Il vient maladroitement se coucher sur moi. Je prends son petit engin en main et je le dirige vers ma fente humide. Il la frôle et... il jouit dans ma main... Faites du bien à un vilain, il vous jouit dans la main?!
Il balbutie des excuses stupides : je suis si belle, je l'excite tellement... Je lui dis :
— Lèche ma main?!
Il lèche et aspire son sperme sur ma peau : retour à l'envoyeur. Je dois dire à sa décharge, c'est le mot qui convient, que je lui ai interdit de se masturber depuis plusieurs jours, pour qu'il soit en forme pour ce soir... Maintenant, il est à genoux et il s'excuse, supplie, pour changer.
— C'est pas de ma faute... Pas la cuiller, je t'en prie?!
Quelle petite moule?! Quoique je sais que la grande cuiller en bois fait mal. Mais quand je suis énervée, je dois passer mes nerfs sur quelque chose, comme son cul?! J'avais un peu prévu que le coup allait partir tout de suite et même... ça m'arrange. Je lui dis :
— Je ne vais pas te punir, mais je vais me faire baiser. File sous le lit?!
Trop content d'éviter la cuiller en bois, il obéit tout de suite. J'ajoute :
— Tu restes immobile et tu te tais?!
J'enfile un tee-shirt et je sors de la chambre. Je vais me plaindre... à son père. Je toque à la porte de sa chambre.
— Entrez...
Mon beau père est assis torse nu, dans son lit, il lit un livre. Je me mets à pleurer. Il me dit :
— Qu'est-ce qu'il y a Samia??
— C'est Julien... bou... hou...
— Ne me dis pas qu'il t'a battue, je ne te croirais pas.
— Non, c'est pas ça, mais je voulais une vraie nuit de nooooces. Et... et... quand j'ai pris son sexe pour le mettre dans ma chatte, hé bien, il a... bou... hou...
— Il a quoi??
— ... Joui dans ma main.
Il éclate de rire. Je suis d'accord avec lui : c'est gag, mais je joue les victimes.
— Vous devez m'aider, vous êtes son père.
— Mais enfin, comment veux-tu que je le fasse bander??
— Je veux baiser, j'y ai droit, c'est ma nuit de noces. Si lui n'y arrive pas, faites-le, vous?!

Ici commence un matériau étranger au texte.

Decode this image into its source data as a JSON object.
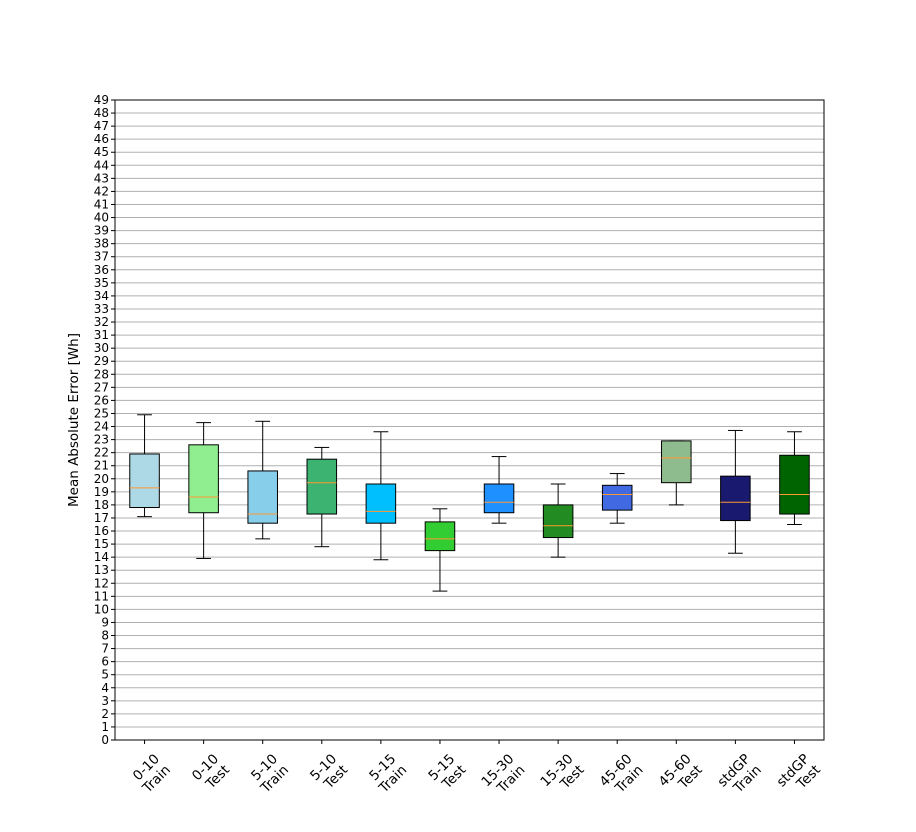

Il est surpris, là. J'ajoute :
— Faites un effort?! Tenez, regardez.
Je me tourne et tends mes fesses vers lui. Malgré le spectacle, il ferme les yeux, genre « Je réfléchis très fort », puis il me dit :
— D'accord, de toute façon, je t'aurais enfilée un jour ou l'autre. D'autant plus que ma femme vient de baiser comme une chienne dans la chambre à côté. Viens près de moi.
— Non dans mon lit de nuit de noces.
— Et Julien, je ne vais quand même pas te baiser devant lui?!

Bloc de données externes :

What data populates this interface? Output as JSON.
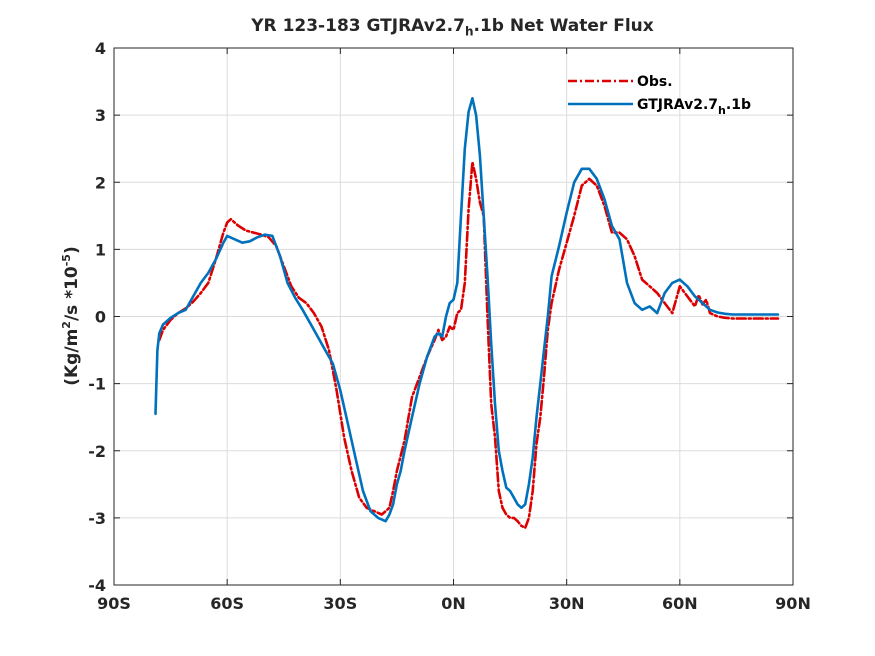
{
  "title": {
    "prefix": "YR 123-183 GTJRAv2.7",
    "subscript": "h",
    "suffix": ".1b  Net Water Flux"
  },
  "ylabel": {
    "part1": "(Kg/m",
    "sup1": "2",
    "part2": "/s *10",
    "sup2": "-5",
    "part3": ")"
  },
  "colors": {
    "obs": "#dd0000",
    "model": "#0072bd",
    "axis": "#262626",
    "grid": "#dcdcdc"
  },
  "chart_data": {
    "type": "line",
    "title": "YR 123-183 GTJRAv2.7h.1b  Net Water Flux",
    "xlabel": "",
    "ylabel": "(Kg/m2/s *10-5)",
    "xlim": [
      -90,
      90
    ],
    "ylim": [
      -4,
      4
    ],
    "grid": true,
    "legend_location": "top-right",
    "x_ticks": [
      -90,
      -60,
      -30,
      0,
      30,
      60,
      90
    ],
    "x_tick_labels": [
      "90S",
      "60S",
      "30S",
      "0N",
      "30N",
      "60N",
      "90N"
    ],
    "y_ticks": [
      -4,
      -3,
      -2,
      -1,
      0,
      1,
      2,
      3,
      4
    ],
    "y_tick_labels": [
      "-4",
      "-3",
      "-2",
      "-1",
      "0",
      "1",
      "2",
      "3",
      "4"
    ],
    "series": [
      {
        "name": "Obs.",
        "legend_label": "Obs.",
        "style": "dash-dot",
        "color": "#dd0000",
        "x": [
          -78,
          -77,
          -75,
          -73,
          -71,
          -69,
          -67,
          -65,
          -63,
          -61,
          -60,
          -59,
          -57,
          -55,
          -53,
          -51,
          -49,
          -47,
          -45,
          -43,
          -41,
          -39,
          -37,
          -35,
          -33,
          -31,
          -29,
          -27,
          -25,
          -23,
          -21,
          -19,
          -18,
          -17,
          -16,
          -15,
          -13,
          -11,
          -9,
          -7,
          -5,
          -4,
          -3,
          -2,
          -1,
          0,
          1,
          2,
          3,
          4,
          5,
          6,
          7,
          8,
          9,
          10,
          11,
          12,
          13,
          14,
          15,
          16,
          17,
          18,
          19,
          20,
          21,
          22,
          23,
          24,
          25,
          26,
          28,
          30,
          32,
          34,
          36,
          38,
          40,
          42,
          44,
          46,
          48,
          50,
          52,
          54,
          56,
          58,
          60,
          62,
          64,
          65,
          66,
          67,
          68,
          70,
          72,
          74,
          76,
          78,
          80,
          82,
          84,
          86
        ],
        "y": [
          -0.35,
          -0.2,
          -0.05,
          0.05,
          0.12,
          0.22,
          0.35,
          0.5,
          0.85,
          1.25,
          1.4,
          1.45,
          1.35,
          1.28,
          1.25,
          1.22,
          1.18,
          1.05,
          0.75,
          0.45,
          0.28,
          0.2,
          0.05,
          -0.15,
          -0.5,
          -1.1,
          -1.8,
          -2.3,
          -2.7,
          -2.85,
          -2.9,
          -2.95,
          -2.9,
          -2.85,
          -2.6,
          -2.3,
          -1.85,
          -1.2,
          -0.9,
          -0.6,
          -0.35,
          -0.2,
          -0.35,
          -0.3,
          -0.15,
          -0.2,
          0.05,
          0.1,
          0.5,
          1.6,
          2.3,
          2.05,
          1.7,
          1.5,
          0.0,
          -1.3,
          -1.8,
          -2.6,
          -2.85,
          -2.95,
          -3.0,
          -3.0,
          -3.05,
          -3.12,
          -3.15,
          -3.0,
          -2.6,
          -1.9,
          -1.5,
          -0.9,
          -0.2,
          0.2,
          0.7,
          1.1,
          1.5,
          1.95,
          2.05,
          1.95,
          1.65,
          1.25,
          1.25,
          1.15,
          0.9,
          0.55,
          0.45,
          0.35,
          0.2,
          0.05,
          0.45,
          0.3,
          0.15,
          0.32,
          0.18,
          0.25,
          0.05,
          0.0,
          -0.02,
          -0.03,
          -0.03,
          -0.03,
          -0.03,
          -0.03,
          -0.03,
          -0.03
        ]
      },
      {
        "name": "GTJRAv2.7h.1b",
        "legend_label": "GTJRAv2.7h.1b",
        "style": "solid",
        "color": "#0072bd",
        "x": [
          -79,
          -78.5,
          -78,
          -77,
          -75,
          -73,
          -71,
          -69,
          -67,
          -65,
          -63,
          -61,
          -60,
          -58,
          -56,
          -54,
          -52,
          -50,
          -48,
          -46,
          -44,
          -42,
          -40,
          -38,
          -36,
          -34,
          -32,
          -30,
          -28,
          -26,
          -24,
          -22,
          -20,
          -18,
          -17,
          -16,
          -15,
          -14,
          -13,
          -11,
          -9,
          -7,
          -5,
          -4,
          -3,
          -2,
          -1,
          0,
          1,
          2,
          3,
          4,
          5,
          6,
          7,
          8,
          9,
          10,
          11,
          12,
          13,
          14,
          15,
          16,
          17,
          18,
          19,
          20,
          21,
          22,
          23,
          24,
          25,
          26,
          28,
          30,
          32,
          34,
          36,
          38,
          40,
          42,
          44,
          46,
          48,
          50,
          52,
          54,
          56,
          58,
          60,
          62,
          64,
          65,
          66,
          67,
          68,
          70,
          72,
          74,
          76,
          78,
          80,
          82,
          84,
          86
        ],
        "y": [
          -1.45,
          -0.5,
          -0.25,
          -0.12,
          -0.02,
          0.05,
          0.1,
          0.3,
          0.5,
          0.65,
          0.85,
          1.1,
          1.2,
          1.15,
          1.1,
          1.12,
          1.18,
          1.22,
          1.2,
          0.9,
          0.5,
          0.28,
          0.1,
          -0.1,
          -0.3,
          -0.5,
          -0.7,
          -1.1,
          -1.6,
          -2.1,
          -2.6,
          -2.9,
          -3.0,
          -3.05,
          -2.95,
          -2.8,
          -2.5,
          -2.3,
          -2.0,
          -1.5,
          -1.0,
          -0.6,
          -0.3,
          -0.25,
          -0.3,
          0.0,
          0.2,
          0.25,
          0.5,
          1.5,
          2.5,
          3.05,
          3.25,
          3.0,
          2.4,
          1.5,
          0.6,
          -0.4,
          -1.3,
          -2.0,
          -2.3,
          -2.55,
          -2.6,
          -2.7,
          -2.8,
          -2.85,
          -2.8,
          -2.5,
          -2.1,
          -1.5,
          -1.0,
          -0.5,
          0.0,
          0.6,
          1.05,
          1.55,
          2.0,
          2.2,
          2.2,
          2.05,
          1.75,
          1.35,
          1.15,
          0.5,
          0.2,
          0.1,
          0.15,
          0.05,
          0.35,
          0.5,
          0.55,
          0.45,
          0.3,
          0.25,
          0.2,
          0.15,
          0.1,
          0.06,
          0.04,
          0.03,
          0.03,
          0.03,
          0.03,
          0.03,
          0.03,
          0.03
        ]
      }
    ]
  }
}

— Je lui ai dit que j'allais me faire baiser et je l'ai enfermé dans la salle de bains. Vous n'avez qu'à ne pas parler.
Gros soupir. Il se lève et... Oh?! Il bande déjà et il a une vraie bite, lui. Je la prends par la main pour l'entraîner dans le couloir.

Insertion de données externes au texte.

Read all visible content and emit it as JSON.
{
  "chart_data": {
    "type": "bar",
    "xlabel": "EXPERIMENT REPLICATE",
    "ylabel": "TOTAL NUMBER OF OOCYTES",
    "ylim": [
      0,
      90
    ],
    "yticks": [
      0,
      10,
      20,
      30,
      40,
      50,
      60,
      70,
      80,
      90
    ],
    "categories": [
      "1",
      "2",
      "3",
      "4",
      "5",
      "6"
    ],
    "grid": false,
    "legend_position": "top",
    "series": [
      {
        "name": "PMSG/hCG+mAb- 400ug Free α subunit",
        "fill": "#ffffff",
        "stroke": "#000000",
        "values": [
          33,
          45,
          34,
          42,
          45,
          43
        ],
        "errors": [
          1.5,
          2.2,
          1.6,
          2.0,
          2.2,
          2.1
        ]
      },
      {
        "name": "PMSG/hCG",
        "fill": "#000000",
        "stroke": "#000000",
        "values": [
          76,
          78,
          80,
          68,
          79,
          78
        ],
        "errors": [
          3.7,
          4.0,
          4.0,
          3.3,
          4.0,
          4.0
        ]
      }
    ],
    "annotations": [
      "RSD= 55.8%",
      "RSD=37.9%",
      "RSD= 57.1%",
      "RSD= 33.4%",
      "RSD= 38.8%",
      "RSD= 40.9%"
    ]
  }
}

Pour qu'il accepte, je flatte son gros pénis qui meurt d'envie de me flairer la chatte, j'en suis sûre. On entre dans la chambre et je lui fais signe de se taire en mettant un doigt sur ma bouche. Je lui dis :
— C'est gentil de me baiser, Monsieur, mon mari a joui sur ma cuisse et je l'ai envoyé dormir ailleurs. C'est ma nuit de noces, après tout.
C'est pour de faux, bien sûr. Vous, vous savez très bien qu'il est sous le lit.
J'imagine que vous vous dites "quelle petite garce". Mais non, pourquoi?? Qui a joui plus vite que son ombre?? Lui?!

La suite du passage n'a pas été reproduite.